The Turkish military's bombing of a Russian jet over Syria's border has pulled the trigger forTwitteratti who see the latest action as a prelude to World War III. Only three hours after Turkey announced it had shot down the Russian war plane for violating its airspace, the phrase World War III picked up rapidly and was trending in almost all regions in the world.
A fuming Russia called Turkey a "backstabber" and "accomplices of terror" and warned of "significant consequences." Most see Russia in the near future stepping up the heat on Turkey – a significant Nato member, who may be backed by the US and other western allies. While Russia and Turkey have boasted of fighting the Islamic State (Isis), the fact remains that each has its own objectives in mind.
The trend on Twitter, however, highlighted not just Tuesday's (24 November) attack but an array of complications that could virtually turn the world into a battleground. The fury of Shiites against Sunnis, Arabs against Iranians, the crusade of the Western powers against the IS along with Al Qaeda's turf war with the terror group are just some of the many complications Twitter users have highlighted to explain that the world is heading towards a world war.
On the other hand, while US may have made its intentions clear of being united with Russia on the war against the IS, it has been very clear that it wants to see President Bassar al-Assad dethroned. The US says that Russia is in Syria not to fight IS but to save the Assad regime as a permanent Russian ally. American geopolitical experts claim this is Russia's tactic to erode America's standing in the Middle East, advancing Putin's agenda of challenging and defying Washington.
The IS, meanwhile, has spread its tentacles and executed its brutal operations all over the world. It is also adding more and more franchises and followers to conduct even more deadly attacks. The militant organisation not only controls territory in Syria and Iraq but its followers hold sway in Libya,Egypt's Sinai Peninsula, Nigeria and other parts of Africa.
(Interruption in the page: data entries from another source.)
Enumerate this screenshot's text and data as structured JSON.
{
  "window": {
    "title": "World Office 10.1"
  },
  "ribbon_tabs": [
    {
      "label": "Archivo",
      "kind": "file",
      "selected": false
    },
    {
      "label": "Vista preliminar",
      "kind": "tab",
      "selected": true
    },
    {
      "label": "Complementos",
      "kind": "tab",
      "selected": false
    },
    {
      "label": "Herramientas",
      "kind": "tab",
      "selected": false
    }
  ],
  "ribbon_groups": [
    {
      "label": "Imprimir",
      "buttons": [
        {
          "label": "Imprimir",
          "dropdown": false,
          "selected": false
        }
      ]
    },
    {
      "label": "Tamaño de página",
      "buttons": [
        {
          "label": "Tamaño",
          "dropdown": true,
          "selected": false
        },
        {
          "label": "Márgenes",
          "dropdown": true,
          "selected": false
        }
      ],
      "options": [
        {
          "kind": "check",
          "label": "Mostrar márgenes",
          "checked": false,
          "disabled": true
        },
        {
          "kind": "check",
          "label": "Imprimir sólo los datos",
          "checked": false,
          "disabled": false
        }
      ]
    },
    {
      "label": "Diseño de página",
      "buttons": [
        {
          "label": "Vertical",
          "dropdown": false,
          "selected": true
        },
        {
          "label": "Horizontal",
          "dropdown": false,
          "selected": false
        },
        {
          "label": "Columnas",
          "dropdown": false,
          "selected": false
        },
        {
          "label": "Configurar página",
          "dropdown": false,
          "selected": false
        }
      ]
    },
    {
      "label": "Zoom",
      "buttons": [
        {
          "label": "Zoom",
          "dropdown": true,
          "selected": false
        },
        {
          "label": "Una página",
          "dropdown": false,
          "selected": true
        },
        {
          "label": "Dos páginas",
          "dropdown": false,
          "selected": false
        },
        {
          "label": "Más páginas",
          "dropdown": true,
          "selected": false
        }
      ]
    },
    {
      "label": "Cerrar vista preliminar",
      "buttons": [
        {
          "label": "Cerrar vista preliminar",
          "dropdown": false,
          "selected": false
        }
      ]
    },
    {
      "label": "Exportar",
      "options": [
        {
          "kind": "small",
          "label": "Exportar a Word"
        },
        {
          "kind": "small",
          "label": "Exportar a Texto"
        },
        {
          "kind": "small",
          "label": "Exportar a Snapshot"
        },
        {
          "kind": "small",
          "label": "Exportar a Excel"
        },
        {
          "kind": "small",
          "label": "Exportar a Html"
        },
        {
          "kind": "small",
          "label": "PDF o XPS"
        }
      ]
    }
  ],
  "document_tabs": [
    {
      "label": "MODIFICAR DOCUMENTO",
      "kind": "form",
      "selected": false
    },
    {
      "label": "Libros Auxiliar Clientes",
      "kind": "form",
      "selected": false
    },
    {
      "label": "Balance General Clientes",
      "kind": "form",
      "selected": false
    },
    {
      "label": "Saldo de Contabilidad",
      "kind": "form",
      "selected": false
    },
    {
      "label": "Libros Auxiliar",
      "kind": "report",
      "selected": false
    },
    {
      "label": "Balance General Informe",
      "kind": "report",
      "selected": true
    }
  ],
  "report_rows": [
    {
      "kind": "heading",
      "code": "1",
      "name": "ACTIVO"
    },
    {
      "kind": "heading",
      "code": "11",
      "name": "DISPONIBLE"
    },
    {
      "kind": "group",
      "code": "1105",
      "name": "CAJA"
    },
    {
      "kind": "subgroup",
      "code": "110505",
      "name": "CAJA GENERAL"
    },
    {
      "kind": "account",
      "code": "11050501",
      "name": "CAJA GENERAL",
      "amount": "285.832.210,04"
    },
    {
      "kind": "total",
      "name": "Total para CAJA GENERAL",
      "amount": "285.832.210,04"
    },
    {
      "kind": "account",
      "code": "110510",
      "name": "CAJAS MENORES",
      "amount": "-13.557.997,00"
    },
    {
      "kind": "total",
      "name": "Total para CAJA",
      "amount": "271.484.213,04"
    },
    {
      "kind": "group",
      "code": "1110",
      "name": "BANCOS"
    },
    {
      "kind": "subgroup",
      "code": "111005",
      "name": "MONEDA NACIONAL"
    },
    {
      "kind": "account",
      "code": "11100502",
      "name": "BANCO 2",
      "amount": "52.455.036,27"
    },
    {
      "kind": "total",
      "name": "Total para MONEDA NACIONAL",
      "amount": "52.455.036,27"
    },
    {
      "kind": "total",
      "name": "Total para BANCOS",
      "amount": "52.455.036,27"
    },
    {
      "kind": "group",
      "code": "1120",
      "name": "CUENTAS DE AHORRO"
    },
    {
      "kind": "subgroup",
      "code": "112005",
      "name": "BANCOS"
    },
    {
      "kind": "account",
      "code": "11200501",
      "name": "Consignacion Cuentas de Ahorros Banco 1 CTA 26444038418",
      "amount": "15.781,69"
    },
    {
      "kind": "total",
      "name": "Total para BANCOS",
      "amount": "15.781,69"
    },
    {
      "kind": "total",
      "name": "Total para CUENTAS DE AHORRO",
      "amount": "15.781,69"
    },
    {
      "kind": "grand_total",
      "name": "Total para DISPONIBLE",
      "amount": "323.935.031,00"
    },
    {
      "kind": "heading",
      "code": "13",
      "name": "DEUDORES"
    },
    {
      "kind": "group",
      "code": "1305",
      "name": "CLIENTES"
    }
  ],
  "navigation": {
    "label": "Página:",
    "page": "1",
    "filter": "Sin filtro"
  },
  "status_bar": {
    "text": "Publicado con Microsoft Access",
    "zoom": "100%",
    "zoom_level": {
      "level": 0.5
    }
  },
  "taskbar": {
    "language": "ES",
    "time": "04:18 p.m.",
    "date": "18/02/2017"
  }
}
Despite the panic on Twitter, Russian expert Mark Galeotti, who teaches at NYU, says mounting tensions notwithstanding, a world war is unlikely. "I suspect neither Moscow nor, at the very least, the other European NATO powers will want to let this go too far. Russia cannot fight hot diplomatic wars on too many fronts, and Europe clearly wants Moscow to be part of the solution in Syria and maybe Ukraine, too. And, frankly, there is in many capitals concern about Turkey, its agenda and its role in the region. Much will depend on where Washington falls, of course," he told Vox World.